Settlement amounts are typically negotiated based on the size of the defendant’s role in the alleged conspiracy, their revenues, the strength of the evidence against them, and their willingness to provide cooperation (testimony, documents, data) in exchange for a lower dollar settlement. Perdue’s lower payment likely reflects either a smaller market footprint in the pork and beef processing conspiracy relative to Seaboard, stronger cooperation terms, or both. Neither number reflects full restitution of wages allegedly stolen. They represent negotiated minimums that give workers guaranteed partial relief now, with the larger defendants still in play.
What role did consulting firms play in this alleged scheme?
Agri Stats and WMS are named as co-conspirators because they allegedly served as the information-sharing mechanism. By providing benchmarking and compensation data services to multiple competitors simultaneously, these firms are accused of enabling the meatpackers to coordinate wages without direct communication that would be more obviously illegal. This is a known pattern in antitrust cases, often called “hub-and-spoke” conspiracy: competitors share sensitive data through a common third party (the “hub”) instead of directly with each other. WMS settling without paying money but agreeing to produce witnesses and documents strongly suggests its principals have detailed knowledge of how the scheme operated.
Why did this take so long to be challenged in court?
Wage-fixing conspiracies in concentrated industries are extremely difficult to detect from the outside.
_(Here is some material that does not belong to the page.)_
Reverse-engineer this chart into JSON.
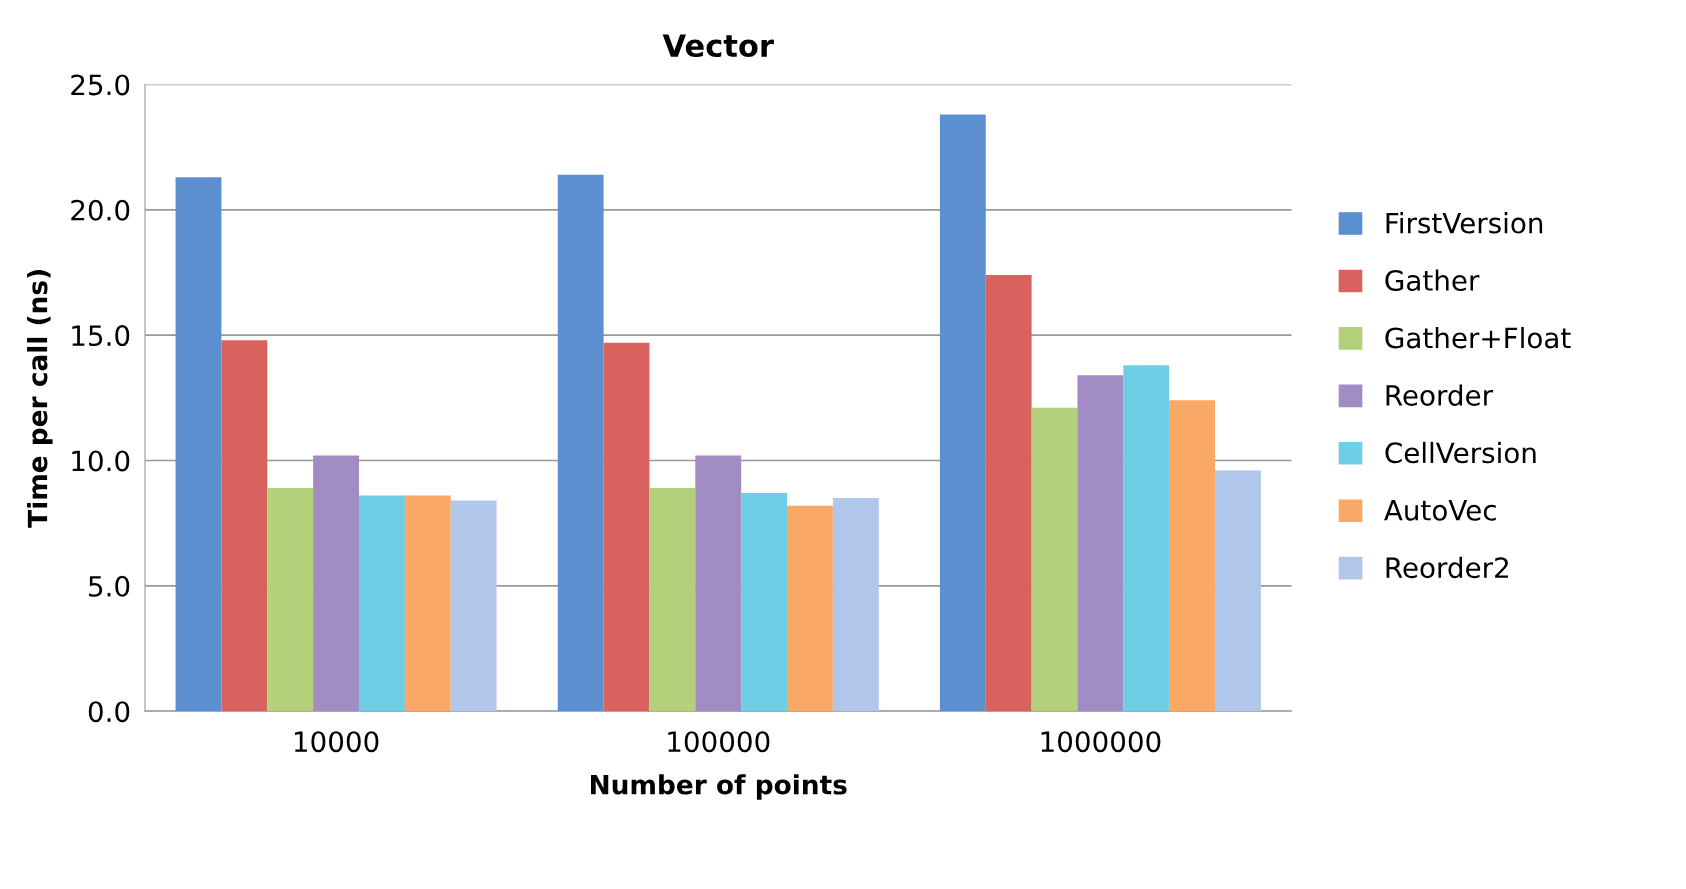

Workers experience below-market wages but have no way of knowing whether this reflects market conditions or coordinated suppression. The use of third-party consultants to exchange compensation data adds another layer of obscurity. It typically takes whistleblowers, government investigations, or the discovery process in a related lawsuit to surface this kind of evidence. The lawsuit was filed in 2022, and the complaint was significantly strengthened by discovery and information obtained from settling defendants, particularly cooperation from WMS principals who have first-hand knowledge of the alleged scheme.
What happens to JBS, Tyson, Cargill, and Hormel?
They remain defendants in active litigation. The settlements with Perdue, Seaboard, Triumph, and WMS provide plaintiffs with additional resources and cooperation to pursue the remaining defendants. The settling defendants are required to produce employees as witnesses, authenticate documents, and provide data on class members. This information will be used to build the case against JBS, Tyson, Cargill, Hormel, Smithfield, and others. The largest companies in the industry have not paid a cent toward the workers they allegedly harmed. Full accountability requires continued litigation and public pressure.
What can I do to prevent this from happening again?
There are concrete actions you can take right now. Support stronger antitrust enforcement: contact your congressional representatives and urge them to pass legislation strengthening the DOJ’s and FTC’s authority to investigate wage-fixing in concentrated industries, including expanding criminal prosecution of wage-fixing conspiracies (which became a DOJ priority only recently). Support workers’ rights organizations that serve meatpacking communities, such as the Government Accountability Project, the Food Chain Workers Alliance, and local unions. Buy from smaller, independent processors where labor practices are more transparent. When you see consolidation in the food industry framed as “efficiency,” recognize it as the structural precondition for the kind of market power that enables wage suppression. And if you or someone you know worked in a meatpacking plant between 2000 and today, contact the class counsel (Cohen Milstein Sellers and Toll, Hagens Berman, or Handley Farah and Anderson) to understand your rights as a potential class member.